Broadway is white and City Hall Park is white and City Hall itself is white, and then he sees people moving lumpily through the white landscape, and they’re white too. Black men and black women are white. Mexicans and Dominicans and Chinese: all white. They move like stragglers from a defeated army. Like refugees. Coated with white powder. All heading north. Alive.

Cormac joins them. If Delfina escaped, if she’s alive, coated white, she’ll head for Duane Street. She would believe that Cormac must be there. Broadway is covered with the powder, which is fine and slippery, like the powder used on babies. He sees hundreds of women’s shoes, kicked off so that women could run faster on bare feet. Two school buses, coated with dust, are at the curb near Park Place, with nurses offering water and help. He looks inside for Delfina. She’s not in either bus, although some children are huddled together in each of them, while a policewoman tries to calm them and get them moving. He sees movement in the interiors of shops and hurries over to peer inside, but Delfina isn’t in any of them. That’s when he first glimpses himself in a mirror: completely white. His tongue is dusty, his nostrils clogged. He tries the cell phone again. No sound at all. At Chambers Street, dozens of people are lined up to use a pay phone. Delfina isn’t one of them. He waits for a few minutes on the northeast corner, not far from the Tweed Court-house, hoping she will come along in the stunned line of survivors. She doesn’t.

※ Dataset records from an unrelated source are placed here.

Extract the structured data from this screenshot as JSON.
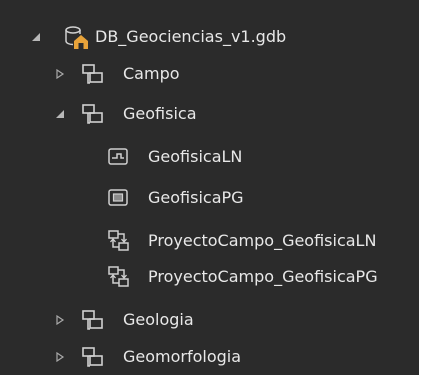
{
  "tree": {
    "root": {
      "label": "DB_Geociencias_v1.gdb",
      "expanded": true,
      "icon": "geodatabase-icon"
    },
    "items": [
      {
        "label": "Campo",
        "expanded": false,
        "icon": "feature-dataset-icon"
      },
      {
        "label": "Geofisica",
        "expanded": true,
        "icon": "feature-dataset-icon",
        "children": [
          {
            "label": "GeofisicaLN",
            "icon": "line-feature-class-icon"
          },
          {
            "label": "GeofisicaPG",
            "icon": "polygon-feature-class-icon"
          },
          {
            "label": "ProyectoCampo_GeofisicaLN",
            "icon": "relationship-class-icon"
          },
          {
            "label": "ProyectoCampo_GeofisicaPG",
            "icon": "relationship-class-icon"
          }
        ]
      },
      {
        "label": "Geologia",
        "expanded": false,
        "icon": "feature-dataset-icon"
      },
      {
        "label": "Geomorfologia",
        "expanded": false,
        "icon": "feature-dataset-icon"
      }
    ]
  },
  "colors": {
    "background": "#2b2b2b",
    "text": "#e8e8e8",
    "icon": "#d0d0d0",
    "home_accent": "#e8a33a"
  }
}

Then he hears the roar of the North Tower coming down. Above the building where Mary’s once served laughter and breakfast, he glimpses the upper floors and the television antenna vanishing, feels the ground shudder from the impact of a million tons of pancaking floors, all of it coming down beyond the view from Chambers Street, carrying with it Windows on the World, and uncountable stockbrokers, and the offices of Reynoso & Ryan. All vanished. And then, after a few seconds, he sees the second cloud.

This one is wilder, denser, angrier than the first cloud. It rises over the buildings, extending a thousand arms, rumbling up Murray Street and Warren Street toward City Hall, recombining on Broadway, engulfing every puny human before it, rising high when it hits an obstacle, a parked police car, a hot dog vendor’s cart, a park bench, then, filled with the screams of dead souls, rolls on its furious path until it settles on the southern border of the Five Points. At the vanished ridge of the Collect. At the hanging ground. On the graves of the Irish and the Africans.

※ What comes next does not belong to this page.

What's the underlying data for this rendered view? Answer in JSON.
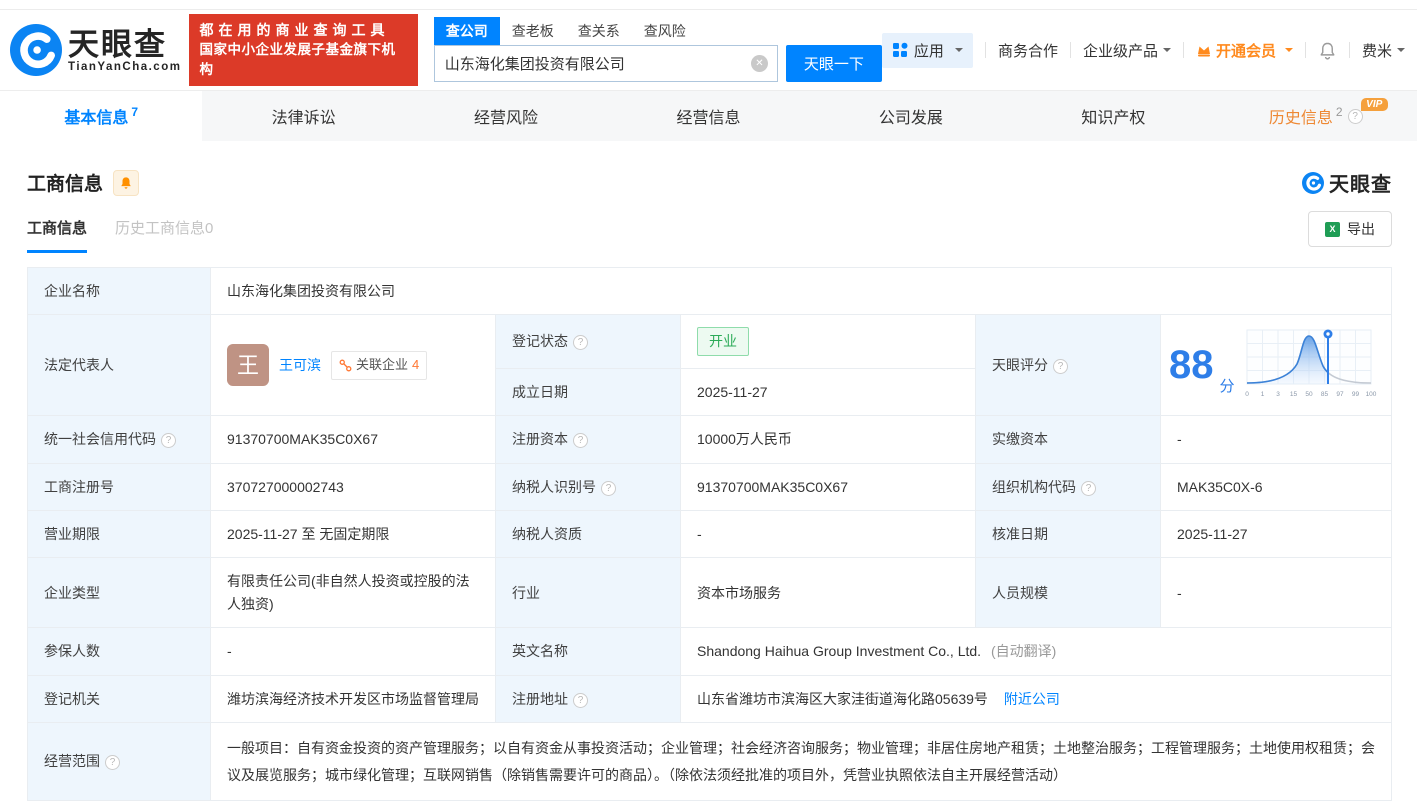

In the shocked stillness, a flock of birds, confused and stunned, races across the sky from Park Row toward the Hudson, then turns back toward Brooklyn. Away from the whiteness. Away from doom.

And now people are running again, dozens of them, then hundreds. They abandon the pay phones. They burst out of the shops where they’ve found shelter. They run in a chaotic wave up Broadway past the federal buildings, past the police cars and the ambulances, racing toward Canal Street and the city beyond. There’s no emotion on their whitened faces. Cormac sees no blood. But they run. Everything else can wait.

He hurries down Duane Street, hoping Delfina will be waiting at his door.

She isn’t.

Even here, seven blocks from the North Tower, the walls are white with dust and ash and death.

* * *

There are five calls on the answering machine. The first is from Delfina. “Hey, it’s me. Call me back at work.” Cheer in her voice. A call made before the airplanes. Before the horror. He skips past the voices of Healey and Elizabeth. Each has called twice. There is no other call from Delfina.

He peels off his clothes and steps into the shower, rinsing his eyes, scrubbing away the white powder, shampooing his hair. He can hear the screams now, but his ears feel stuffed and muffled. He dries himself and pulls on a bathrobe that smells vaguely of Delfina. He plays the answering machine again.

Delfina’s last tape. Then Healey (grave and straight): “Hey, you got the TV set on? Put it on, man.” Then Elizabeth. “Call me.” Followed by a click. Then Healey, very gently: “Hey, man, you okay? Call me at 310-265-1000.” Then Elizabeth, hysterical: “Cormac, he was there, in the goddamned tower, in that Windows on the World place. Willie was there! And the fire was below him, and the building just went down! Oh, my God.”